Artur Şopenauer, Immanuel Kant'ın en sevgili öğrencisi. Niçe ile birlikte (şimdi kim yazacak bu müellifin yazması zor ismini?), Richard Wagner, Ludwig Wittgenstein, Erwin Schrödinger, Albert Einstein, Sigmund Freud, Otto Rank, Carl Gustav Jung, Leo Tolstoy, Thomas Mann, ve Jorge Luis Borges'e ilham olmuş biri. Genel olarak insana dair tespitleri, gözlemleri pek kötümser (haksız mı ama! (zatıalilerine gönülden katılıyorum)). Aşağıdaki canlandırmasına da bakınca "sizden bir b.k olmaz, dağılın!" der gibi baktığını görebiliyoruz. Kendileri hakkında pek derin okuma yapmadım ama bugünlerde bu eserinin üzerine eğilmekte fayda var.
Yazarımız 1860'da ölmüş, bu kitabının ne zaman yazıldığını öğrenemedim. Ölmeden önce yazdığı düşünülürse (kesin doğru çıkarımlar yapabiliyorum bugünlerde), kitabımız yüzelli yaşından fazla. Ancak ciddi ciddi tüm siyaset akademilerinde okutulduğunu düşünüyorum. Şimdi 1800'lerin sonuna doğru bir bakalım. Kitle yayınları yok.
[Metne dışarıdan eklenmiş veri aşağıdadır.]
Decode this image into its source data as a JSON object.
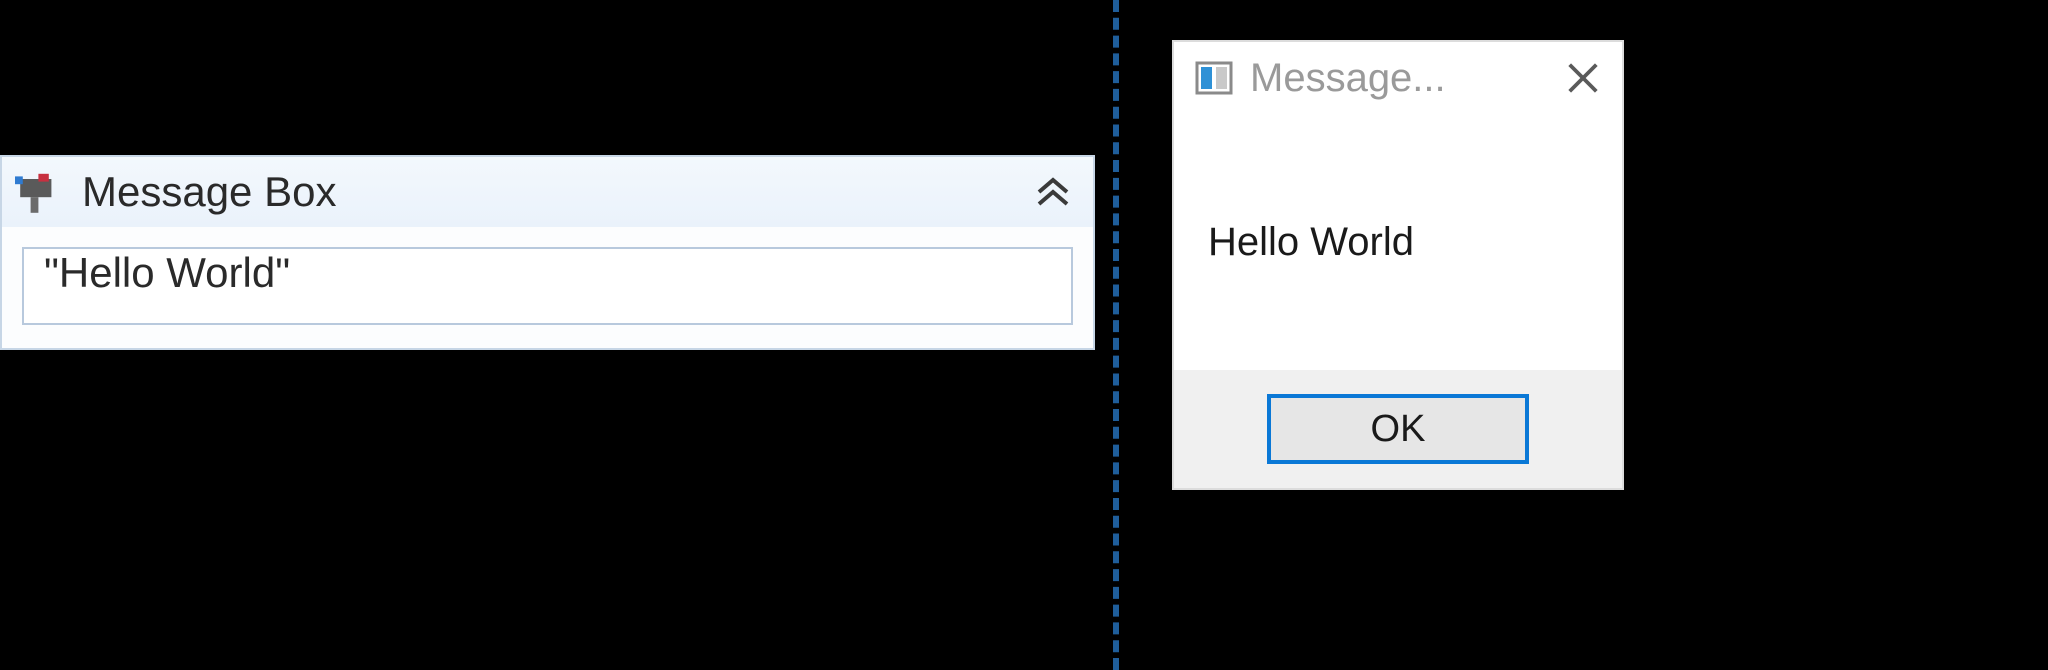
{
  "activity": {
    "title": "Message Box",
    "input_value": "\"Hello World\""
  },
  "dialog": {
    "title": "Message...",
    "body_text": "Hello World",
    "ok_label": "OK"
  },
  "colors": {
    "divider": "#1f5e9b",
    "button_focus_border": "#0a78d6"
  }
}
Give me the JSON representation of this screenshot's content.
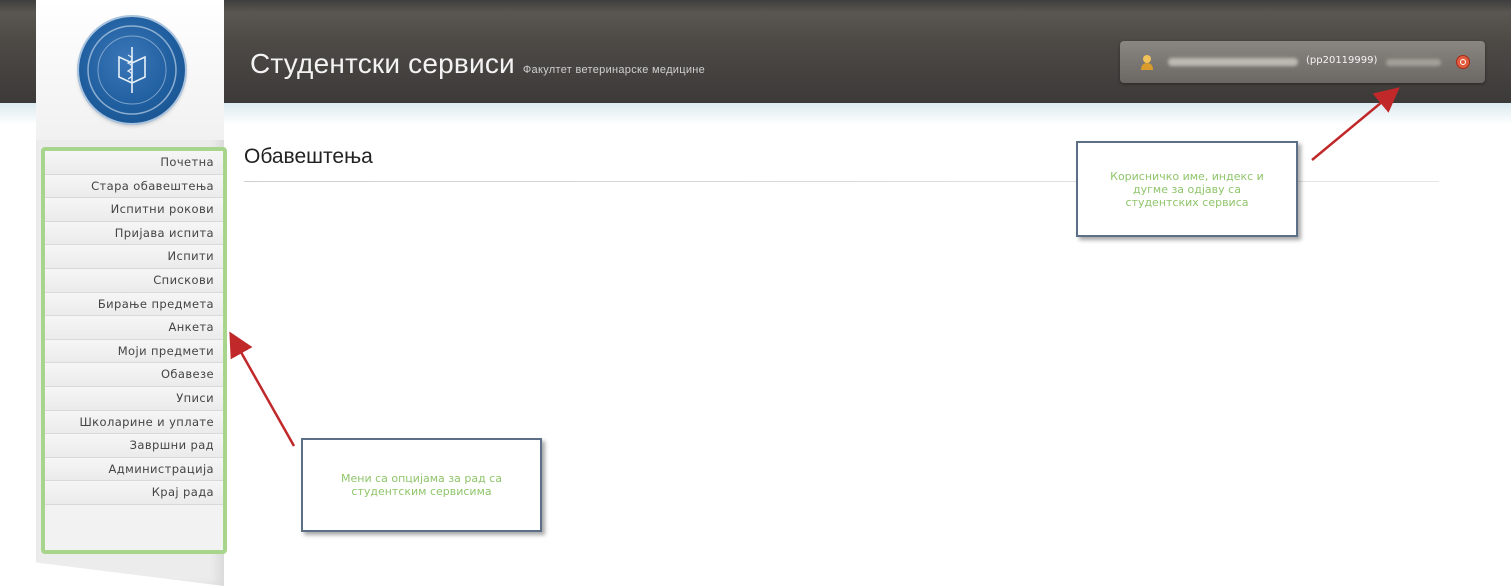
{
  "header": {
    "title": "Студентски сервиси",
    "subtitle": "Факултет ветеринарске медицине"
  },
  "user": {
    "index": "(pp20119999)"
  },
  "sidebar": {
    "items": [
      {
        "label": "Почетна"
      },
      {
        "label": "Стара обавештења"
      },
      {
        "label": "Испитни рокови"
      },
      {
        "label": "Пријава испита"
      },
      {
        "label": "Испити"
      },
      {
        "label": "Спискови"
      },
      {
        "label": "Бирање предмета"
      },
      {
        "label": "Анкета"
      },
      {
        "label": "Моји предмети"
      },
      {
        "label": "Обавезе"
      },
      {
        "label": "Уписи"
      },
      {
        "label": "Школарине и уплате"
      },
      {
        "label": "Завршни рад"
      },
      {
        "label": "Администрација"
      },
      {
        "label": "Крај рада"
      }
    ]
  },
  "main": {
    "title": "Обавештења"
  },
  "annotations": {
    "user_callout": "Корисничко име, индекс и дугме за одјаву са студентских сервиса",
    "menu_callout": "Мени са опцијама за рад са студентским сервисима"
  },
  "colors": {
    "menu_border": "#a8d58c",
    "callout_text": "#8fc56b",
    "callout_border": "#5b6f86",
    "arrow": "#c0282a",
    "header_bg": "#4d4a46"
  },
  "icons": {
    "logo": "faculty-seal-icon",
    "user": "user-icon",
    "logout": "logout-icon"
  }
}
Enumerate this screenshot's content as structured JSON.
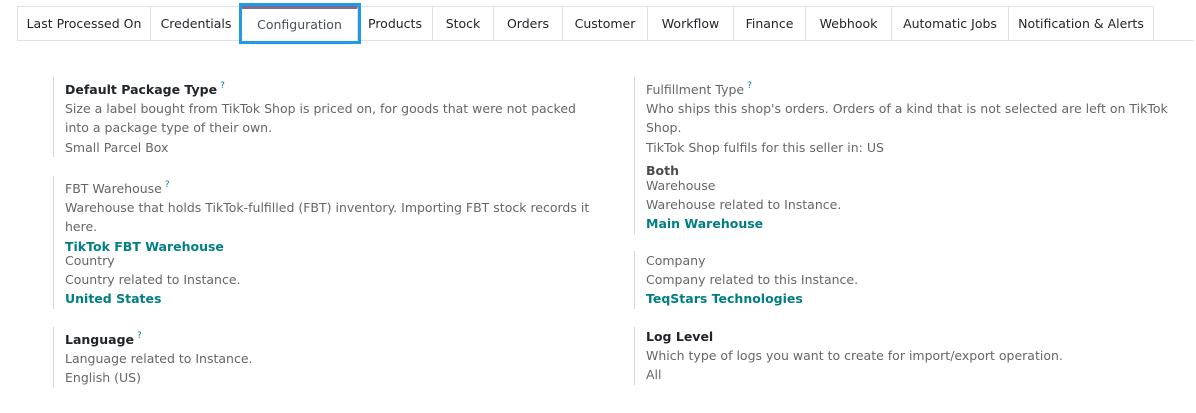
{
  "tabs": [
    {
      "label": "Last Processed On",
      "active": false
    },
    {
      "label": "Credentials",
      "active": false
    },
    {
      "label": "Configuration",
      "active": true
    },
    {
      "label": "Products",
      "active": false
    },
    {
      "label": "Stock",
      "active": false
    },
    {
      "label": "Orders",
      "active": false
    },
    {
      "label": "Customer",
      "active": false
    },
    {
      "label": "Workflow",
      "active": false
    },
    {
      "label": "Finance",
      "active": false
    },
    {
      "label": "Webhook",
      "active": false
    },
    {
      "label": "Automatic Jobs",
      "active": false
    },
    {
      "label": "Notification & Alerts",
      "active": false
    }
  ],
  "fields": {
    "default_package_type": {
      "label": "Default Package Type",
      "tooltip": "?",
      "help": "Size a label bought from TikTok Shop is priced on, for goods that were not packed into a package type of their own.",
      "value": "Small Parcel Box"
    },
    "fulfillment_type": {
      "label": "Fulfillment Type",
      "tooltip": "?",
      "help_line1": "Who ships this shop's orders. Orders of a kind that is not selected are left on TikTok Shop.",
      "help_line2": "TikTok Shop fulfils for this seller in: US",
      "value": "Both"
    },
    "fbt_warehouse": {
      "label": "FBT Warehouse",
      "tooltip": "?",
      "help": "Warehouse that holds TikTok-fulfilled (FBT) inventory. Importing FBT stock records it here.",
      "value": "TikTok FBT Warehouse"
    },
    "warehouse": {
      "label": "Warehouse",
      "help": "Warehouse related to Instance.",
      "value": "Main Warehouse"
    },
    "country": {
      "label": "Country",
      "help": "Country related to Instance.",
      "value": "United States"
    },
    "company": {
      "label": "Company",
      "help": "Company related to this Instance.",
      "value": "TeqStars Technologies"
    },
    "language": {
      "label": "Language",
      "tooltip": "?",
      "help": "Language related to Instance.",
      "value": "English (US)"
    },
    "log_level": {
      "label": "Log Level",
      "help": "Which type of logs you want to create for import/export operation.",
      "value": "All"
    }
  },
  "colors": {
    "link": "#017e84",
    "active_tab_highlight": "#1e9ae6",
    "active_tab_top": "#7c6b91",
    "border": "#dee2e6"
  }
}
Propaganda (henüz) ciddi ciddi üzerine eğilinmemiş bir olgu. İşte bu ahvalde münevverlerin fikirlerini ispata ve iknaya dair tek enstrümanı var. Kitap yazmak yahut retorik.
Retorik nedir ? Dikkat ! malumatfuruşluğumu konuşturuyorum. Efendim : ortaçağ eğitiminin trivium bacağındaki üç ana dersten biridir. Konuşarak insanları etkilemek yani hitabet ve belagat demektir. Bunun yanısıra quadrivium da alayım derseniz gramer ve diyalektiğe ilaveten aritmetik, geometri, astronomi ile müzik eğitimi de almanız gerektir.
Kitabımıza dönelim. Bay Artur; "gerçekten haklı olup olmadığınızın bir önemi yok, tartışmada haklı çıkmak istiyorsanız bunları yapacaksınız" deyip 38 adet tartışma hilesini; hem tarihsel atıflarla (Sokrat, Platon, Aristo eristik diyalektiği didik didik etmiş zamanında) hem de örneklerle açıklıyor. Okudukça haşyete kapıldım. Bunların çoğunu hemen hemen tüm siyasetçiler yapıyor. Sadece siyasetçilerin değil hukuk konusunda çalışanların da başucu kitabı olması gerek. Çünkü gerçeğin ve doğrunun nasıl gölgelenebileceği hakkında çok başarılı taktikleri (özellikle de işi doğruyu ve haklıyı bulmak olan) hukuk insanlarının bilmesi gerek.
Doğruyu ve haklıyı bulmak için hep vicdanımı dinledim/dinliyorum ancak vicdanımın doğruyu söylediğini nereden bilebilirim. Vicdanım, bugüne kadar yaşadıklarım, öğrendiklerim ve okuduklarımla şekillendi. Haliyle subjektif. Bu da demektir ki vicdanım gerçekten doğruyu ve haklıyı saptamakta yetersiz. O zaman başkalarının doğru ve haklı tarifleri ile mi hareket edeceğim. Ne yapacağım bilmiyorum. Neyse ki bu tür yargıları verecek konumda olmuyorum çoğu zaman. Ben bir garip mavi yakalıyım (iyi ki de öyleyim). Yoksa bu konulara derinlikli eğilip, vicdan azapları içinde kavrulup giderdim.
Ancak; insanları etkileme derdinde biri olsam bu kitabı uzun uzun çalışırdım. Eğer başarılı olursam da pek iyi bir insan olmazdım. Nedir : olduğum yerden memnunum. Neyse pek kişisel meselelere daldım. Canınızı sıkmayayım sevgili kâri. Bıçak gibi bu kitabı (ekmek de keser, insan da) isterseniz okuyun. Eristik Diyalektiği kullanmasanız da (umarım öyle yaparsınız) tanırsınız.